There is a fashionable view among some politicians that convergence is something that can be ‘achieved’ by short-term political manipulation.
But it is simply not enough to have a ‘window of opportunity’ to join at an exchange rate which politicians deem to be ‘the right rate’ at a particular moment in time.
Windows open and close and the ‘right rate’ this year might be the wrong rate in several years time.
That was our experience of the ERM which led to the collapse of 100,000 businesses and left 1.75 million households with mortgages worth more than their homes.

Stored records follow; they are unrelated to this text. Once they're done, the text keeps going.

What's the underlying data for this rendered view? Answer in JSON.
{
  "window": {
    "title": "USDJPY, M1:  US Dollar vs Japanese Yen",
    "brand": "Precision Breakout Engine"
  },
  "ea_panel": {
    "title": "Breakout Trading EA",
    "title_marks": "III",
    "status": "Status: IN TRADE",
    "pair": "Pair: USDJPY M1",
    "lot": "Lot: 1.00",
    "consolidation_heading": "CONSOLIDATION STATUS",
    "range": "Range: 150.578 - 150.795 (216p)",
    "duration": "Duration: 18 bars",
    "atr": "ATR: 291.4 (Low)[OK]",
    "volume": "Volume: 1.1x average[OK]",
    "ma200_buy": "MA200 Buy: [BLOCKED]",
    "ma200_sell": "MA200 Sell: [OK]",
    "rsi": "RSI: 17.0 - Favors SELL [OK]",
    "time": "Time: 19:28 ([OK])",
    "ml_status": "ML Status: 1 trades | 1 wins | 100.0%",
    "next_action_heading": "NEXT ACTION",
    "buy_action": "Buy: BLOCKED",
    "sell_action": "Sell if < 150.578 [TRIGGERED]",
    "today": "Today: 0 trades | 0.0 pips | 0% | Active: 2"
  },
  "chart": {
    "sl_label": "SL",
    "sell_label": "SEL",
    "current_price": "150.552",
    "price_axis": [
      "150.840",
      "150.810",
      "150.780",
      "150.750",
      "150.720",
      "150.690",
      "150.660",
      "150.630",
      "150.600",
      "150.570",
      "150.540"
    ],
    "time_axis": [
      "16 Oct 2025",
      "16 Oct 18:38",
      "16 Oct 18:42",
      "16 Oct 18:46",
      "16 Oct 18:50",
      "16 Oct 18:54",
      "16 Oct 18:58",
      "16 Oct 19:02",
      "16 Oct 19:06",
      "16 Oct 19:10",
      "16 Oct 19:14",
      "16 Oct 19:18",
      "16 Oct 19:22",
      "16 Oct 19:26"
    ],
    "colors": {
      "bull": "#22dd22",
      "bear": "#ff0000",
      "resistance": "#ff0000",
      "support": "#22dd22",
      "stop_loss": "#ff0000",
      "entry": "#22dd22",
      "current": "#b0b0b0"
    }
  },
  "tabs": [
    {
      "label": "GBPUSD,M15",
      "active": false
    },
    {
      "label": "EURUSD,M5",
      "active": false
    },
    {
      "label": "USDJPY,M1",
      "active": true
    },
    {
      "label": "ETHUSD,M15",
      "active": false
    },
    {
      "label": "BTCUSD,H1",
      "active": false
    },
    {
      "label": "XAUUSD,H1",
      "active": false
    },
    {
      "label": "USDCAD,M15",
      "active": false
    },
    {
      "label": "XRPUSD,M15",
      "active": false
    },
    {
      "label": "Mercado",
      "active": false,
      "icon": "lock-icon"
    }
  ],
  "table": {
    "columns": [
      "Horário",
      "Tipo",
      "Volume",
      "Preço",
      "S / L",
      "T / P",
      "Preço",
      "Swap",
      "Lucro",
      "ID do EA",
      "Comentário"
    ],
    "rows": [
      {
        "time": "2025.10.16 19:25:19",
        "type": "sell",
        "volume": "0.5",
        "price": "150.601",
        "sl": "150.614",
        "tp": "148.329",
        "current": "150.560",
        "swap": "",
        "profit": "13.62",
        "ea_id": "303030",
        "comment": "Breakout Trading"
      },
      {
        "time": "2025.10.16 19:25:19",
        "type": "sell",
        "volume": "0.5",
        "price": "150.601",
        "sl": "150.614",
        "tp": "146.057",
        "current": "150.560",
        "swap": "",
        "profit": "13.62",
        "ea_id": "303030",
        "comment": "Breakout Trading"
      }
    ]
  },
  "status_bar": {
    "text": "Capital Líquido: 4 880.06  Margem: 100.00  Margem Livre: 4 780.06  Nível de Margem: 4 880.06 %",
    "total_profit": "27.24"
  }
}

Joining the euro is an irreversible decision and we need to take a long-term view. The British economy differs from other eurozone countries in a number of ways. We have a larger service sector; a smaller agricultural sector and we have much stronger trading and investment links with the rest of the world.
These key differences mean that sustainable convergence is unlikely in the foreseeable future. The British economy has broken out of its spiral of postwar decline. We are enjoying an era of sustained growth with low inflation. Locking into EMU without real convergence would damage our economy and return us to the boom and bust of the past.
- George Eustice is campaign manager at ‘no’ campaign body Business for Sterling.